All of the refresher courses in the past decade say to add one second of following distance for EACH adverse condition. Rain or fog counts for two adverse conditions, because they combine wet roads with reduced visibility. Night is an adverse condition. Towing a trailer counts as an adverse condition. Gravel or dirt roads count as adverse conditions due to reduced traction (and dirt roads should also include reduced visibility for the dust cloud put up by the guy ahead of you).

So, by those standards, towing a trailer at night, in the rain, you would be up to a whopping eight-second following distance: standard four-second, plus one for night, one for trailer, one for rain, and one for wet pavement.

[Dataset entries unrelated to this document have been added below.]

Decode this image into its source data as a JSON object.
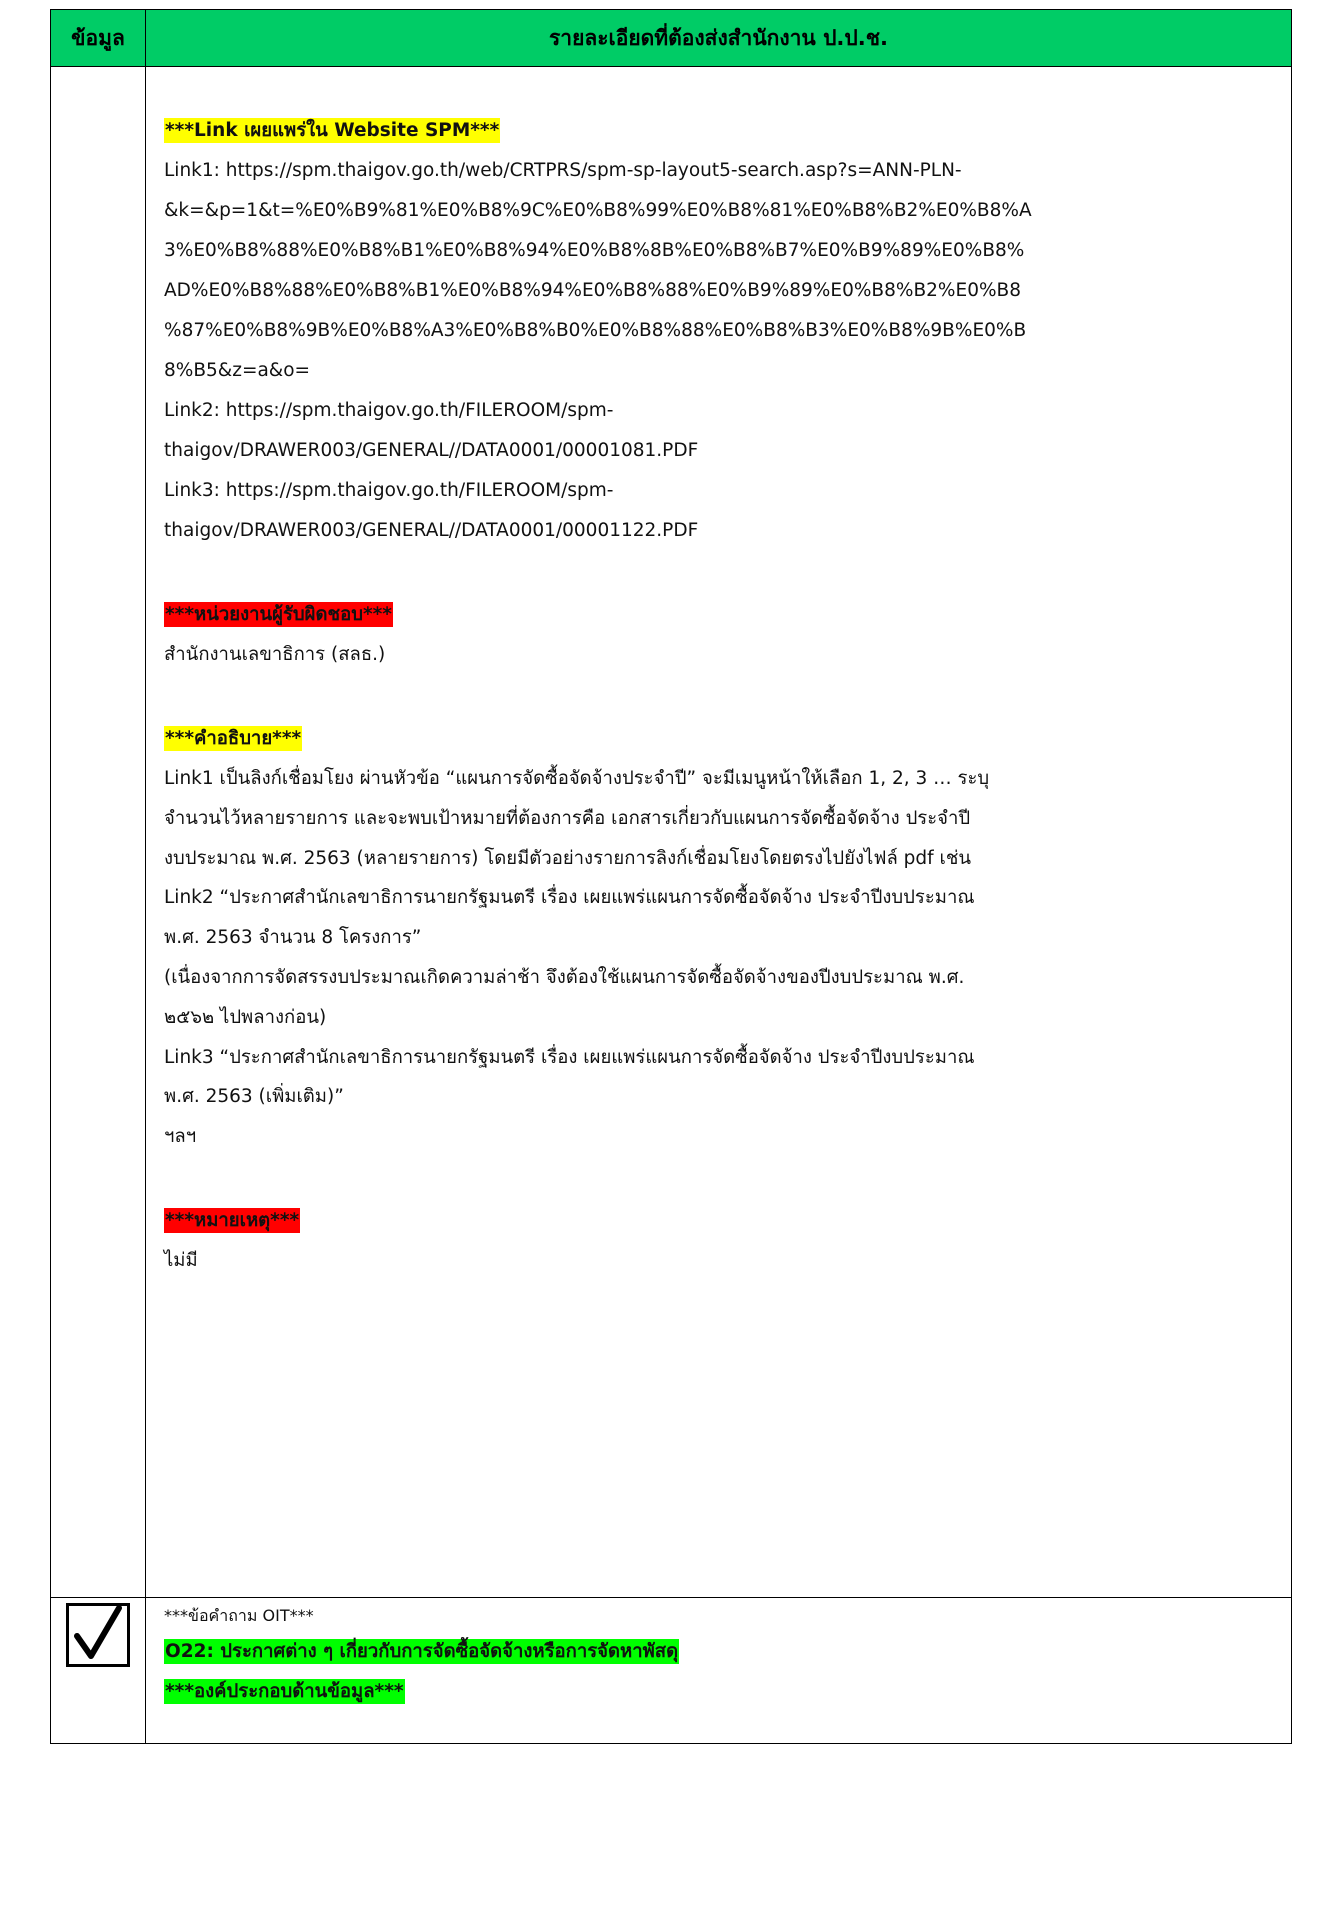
{
  "table": {
    "header": {
      "col1": "ข้อมูล",
      "col2": "รายละเอียดที่ต้องส่งสำนักงาน ป.ป.ช."
    }
  },
  "links_section": {
    "heading": "***Link เผยแพร่ใน Website SPM***",
    "lines": [
      "Link1: https://spm.thaigov.go.th/web/CRTPRS/spm-sp-layout5-search.asp?s=ANN-PLN-",
      "&k=&p=1&t=%E0%B9%81%E0%B8%9C%E0%B8%99%E0%B8%81%E0%B8%B2%E0%B8%A",
      "3%E0%B8%88%E0%B8%B1%E0%B8%94%E0%B8%8B%E0%B8%B7%E0%B9%89%E0%B8%",
      "AD%E0%B8%88%E0%B8%B1%E0%B8%94%E0%B8%88%E0%B9%89%E0%B8%B2%E0%B8",
      "%87%E0%B8%9B%E0%B8%A3%E0%B8%B0%E0%B8%88%E0%B8%B3%E0%B8%9B%E0%B",
      "8%B5&z=a&o=",
      "Link2: https://spm.thaigov.go.th/FILEROOM/spm-",
      "thaigov/DRAWER003/GENERAL//DATA0001/00001081.PDF",
      "Link3: https://spm.thaigov.go.th/FILEROOM/spm-",
      "thaigov/DRAWER003/GENERAL//DATA0001/00001122.PDF"
    ]
  },
  "responsible_section": {
    "heading": "***หน่วยงานผู้รับผิดชอบ***",
    "text": "สำนักงานเลขาธิการ (สลธ.)"
  },
  "description_section": {
    "heading": "***คำอธิบาย***",
    "lines": [
      "Link1 เป็นลิงก์เชื่อมโยง ผ่านหัวข้อ “แผนการจัดซื้อจัดจ้างประจำปี” จะมีเมนูหน้าให้เลือก 1, 2, 3 … ระบุ",
      "จำนวนไว้หลายรายการ และจะพบเป้าหมายที่ต้องการคือ เอกสารเกี่ยวกับแผนการจัดซื้อจัดจ้าง ประจำปี",
      "งบประมาณ พ.ศ. 2563 (หลายรายการ) โดยมีตัวอย่างรายการลิงก์เชื่อมโยงโดยตรงไปยังไฟล์ pdf เช่น",
      "Link2 “ประกาศสำนักเลขาธิการนายกรัฐมนตรี เรื่อง เผยแพร่แผนการจัดซื้อจัดจ้าง ประจำปีงบประมาณ",
      "พ.ศ. 2563 จำนวน 8 โครงการ”",
      "(เนื่องจากการจัดสรรงบประมาณเกิดความล่าช้า จึงต้องใช้แผนการจัดซื้อจัดจ้างของปีงบประมาณ พ.ศ.",
      "๒๕๖๒ ไปพลางก่อน)",
      "Link3 “ประกาศสำนักเลขาธิการนายกรัฐมนตรี เรื่อง เผยแพร่แผนการจัดซื้อจัดจ้าง ประจำปีงบประมาณ",
      "พ.ศ. 2563 (เพิ่มเติม)”",
      "ฯลฯ"
    ]
  },
  "note_section": {
    "heading": "***หมายเหตุ***",
    "text": "ไม่มี"
  },
  "question_section": {
    "label": "***ข้อคำถาม OIT***",
    "item": "O22: ประกาศต่าง ๆ เกี่ยวกับการจัดซื้อจัดจ้างหรือการจัดหาพัสดุ",
    "component": "***องค์ประกอบด้านข้อมูล***"
  }
}
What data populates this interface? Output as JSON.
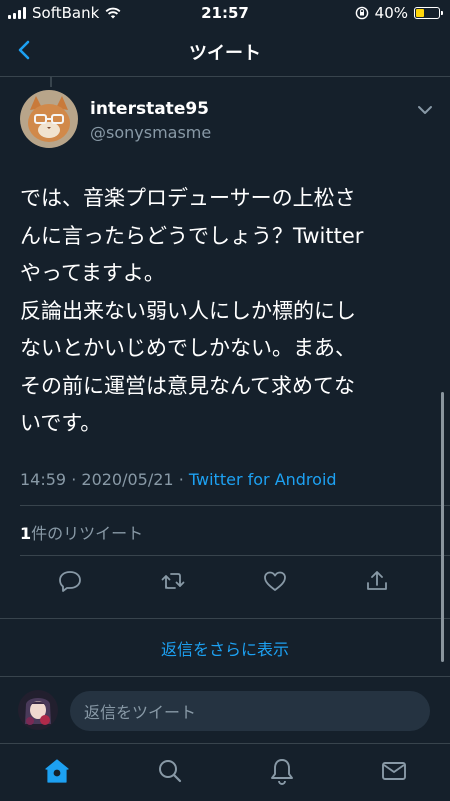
{
  "status_bar": {
    "carrier": "SoftBank",
    "time": "21:57",
    "battery": "40%",
    "battery_level": 0.4
  },
  "nav": {
    "title": "ツイート",
    "back_icon": "chevron-left-icon"
  },
  "tweet": {
    "author_name": "interstate95",
    "handle": "@sonysmasme",
    "text_lines": [
      "では、音楽プロデューサーの上松さ",
      "んに言ったらどうでしょう？Twitter",
      "やってますよ。",
      "反論出来ない弱い人にしか標的にし",
      "ないとかいじめでしかない。まあ、",
      "その前に運営は意見なんて求めてな",
      "いです。"
    ],
    "time": "14:59",
    "separator": "·",
    "date": "2020/05/21",
    "source": "Twitter for Android",
    "retweet_count": "1",
    "retweet_label": "件のリツイート"
  },
  "actions": [
    "reply-icon",
    "retweet-icon",
    "like-icon",
    "share-icon"
  ],
  "show_more_replies": "返信をさらに表示",
  "reply_bar": {
    "placeholder": "返信をツイート"
  },
  "tab_bar": [
    "home-icon",
    "search-icon",
    "notifications-icon",
    "messages-icon"
  ],
  "colors": {
    "background": "#15202b",
    "accent": "#1da1f2",
    "secondary_text": "#8899a6",
    "divider": "#38444d"
  }
}
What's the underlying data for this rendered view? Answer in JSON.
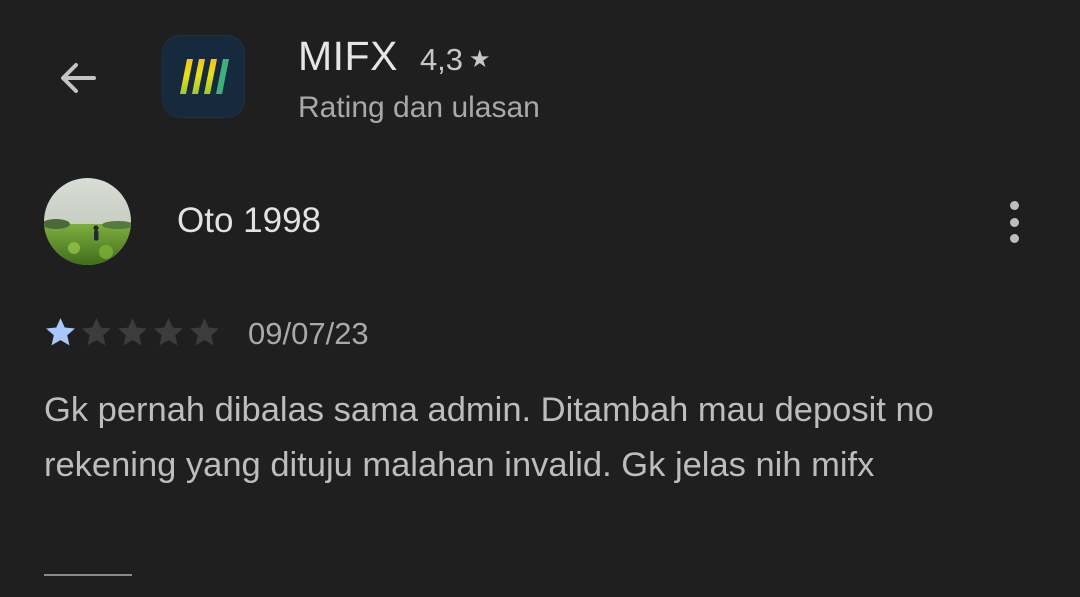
{
  "header": {
    "app_name": "MIFX",
    "app_rating": "4,3",
    "subtitle": "Rating dan ulasan"
  },
  "review": {
    "reviewer_name": "Oto 1998",
    "rating": 1,
    "rating_max": 5,
    "date": "09/07/23",
    "text": "Gk pernah dibalas sama admin. Ditambah mau deposit no rekening yang dituju malahan invalid. Gk jelas nih mifx"
  },
  "icons": {
    "back": "arrow-back-icon",
    "more": "more-vert-icon",
    "rating_star": "star-icon"
  },
  "colors": {
    "background": "#1f1f1f",
    "star_filled": "#a8c7fa",
    "star_empty": "#3c3c3c",
    "app_icon_bg": "#17293d"
  }
}
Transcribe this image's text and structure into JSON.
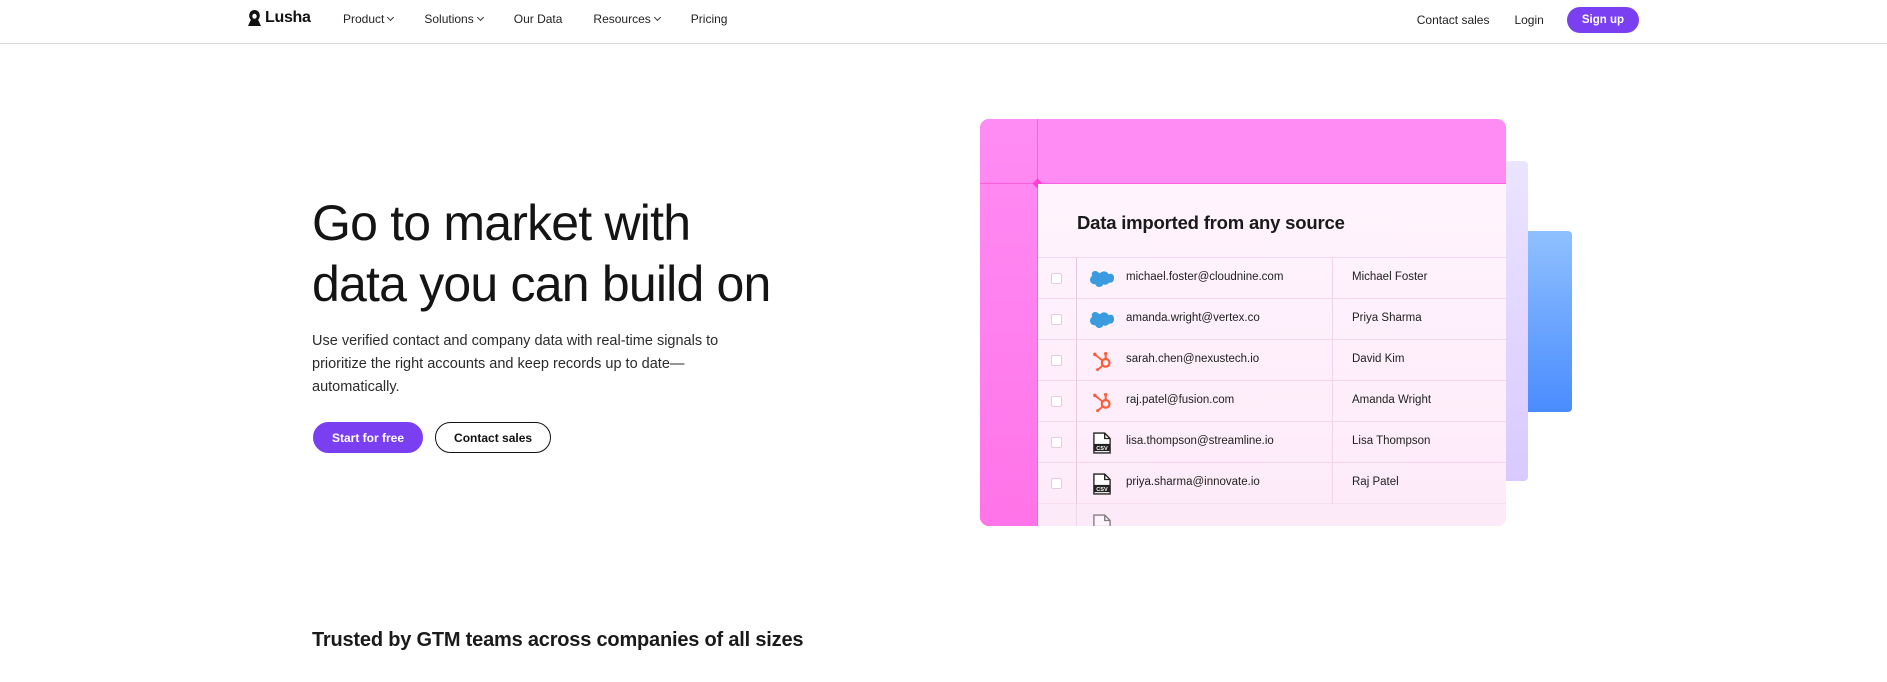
{
  "nav": {
    "logo_text": "Lusha",
    "links": [
      {
        "label": "Product",
        "dropdown": true
      },
      {
        "label": "Solutions",
        "dropdown": true
      },
      {
        "label": "Our Data",
        "dropdown": false
      },
      {
        "label": "Resources",
        "dropdown": true
      },
      {
        "label": "Pricing",
        "dropdown": false
      }
    ],
    "contact_sales": "Contact sales",
    "login": "Login",
    "signup": "Sign up"
  },
  "hero": {
    "title_line1": "Go to market with",
    "title_line2": "data you can build on",
    "description": "Use verified contact and company data with real-time signals to prioritize the right accounts and keep records up to date—automatically.",
    "primary_cta": "Start for free",
    "secondary_cta": "Contact sales"
  },
  "card": {
    "title": "Data imported from any source",
    "rows": [
      {
        "source": "salesforce-icon",
        "email": "michael.foster@cloudnine.com",
        "name": "Michael Foster"
      },
      {
        "source": "salesforce-icon",
        "email": "amanda.wright@vertex.co",
        "name": "Priya Sharma"
      },
      {
        "source": "hubspot-icon",
        "email": "sarah.chen@nexustech.io",
        "name": "David Kim"
      },
      {
        "source": "hubspot-icon",
        "email": "raj.patel@fusion.com",
        "name": "Amanda Wright"
      },
      {
        "source": "csv-icon",
        "email": "lisa.thompson@streamline.io",
        "name": "Lisa Thompson"
      },
      {
        "source": "csv-icon",
        "email": "priya.sharma@innovate.io",
        "name": "Raj Patel"
      }
    ]
  },
  "trusted": {
    "heading": "Trusted by GTM teams across companies of all sizes"
  },
  "colors": {
    "accent": "#7b3ff2",
    "card_pink": "#ff8cf5",
    "salesforce": "#1ea1e0",
    "hubspot": "#ff5c35"
  }
}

Also taught in the defensive driving courses— and a matter of common sense— one way to help ensure that your following distance is long enough, slow down. If you are going even just 1mph slower than the guy ahead of you, the following distance is always getting longer.

Of course -- as noted in another post -- being in or near to a metro area makes following distances more difficult. One has to continue to "lose position". Same for those stretches of Interstate between two cities less than 300-miles apart. One is hardly out of the traffic for one before the traffic for the other picks up. Which is why a low highway travel speed is best for towing.

I also highly value fuel economy, so the imposition of discipline onto an aid such as CC is not to use it based solely on mental impressions . . which can wind up being tossed aside by emotions. If I am out of the travel lane and into the passing lane, then CC is cancelled. Which means I am about to impose a FE [fuel economy] penalty. Is that worthwhile? (is the question to be asked every time).

Longest distance FE is based on the most miles in top gear and on CC. A travel speed that complements that combined use over the longest time and greatest miles (as above, in another post) is also consistent with decent travel speeds and separation distances. And is less stressful on driver and rig. A win-win all around when conditions allow.

As d0znfog notes above: generally, a travel speed of 55-65/mph will cover safety (and fuel economy): The most miles for the least fuel at the lowest risk are goals I find compatible. And work towards.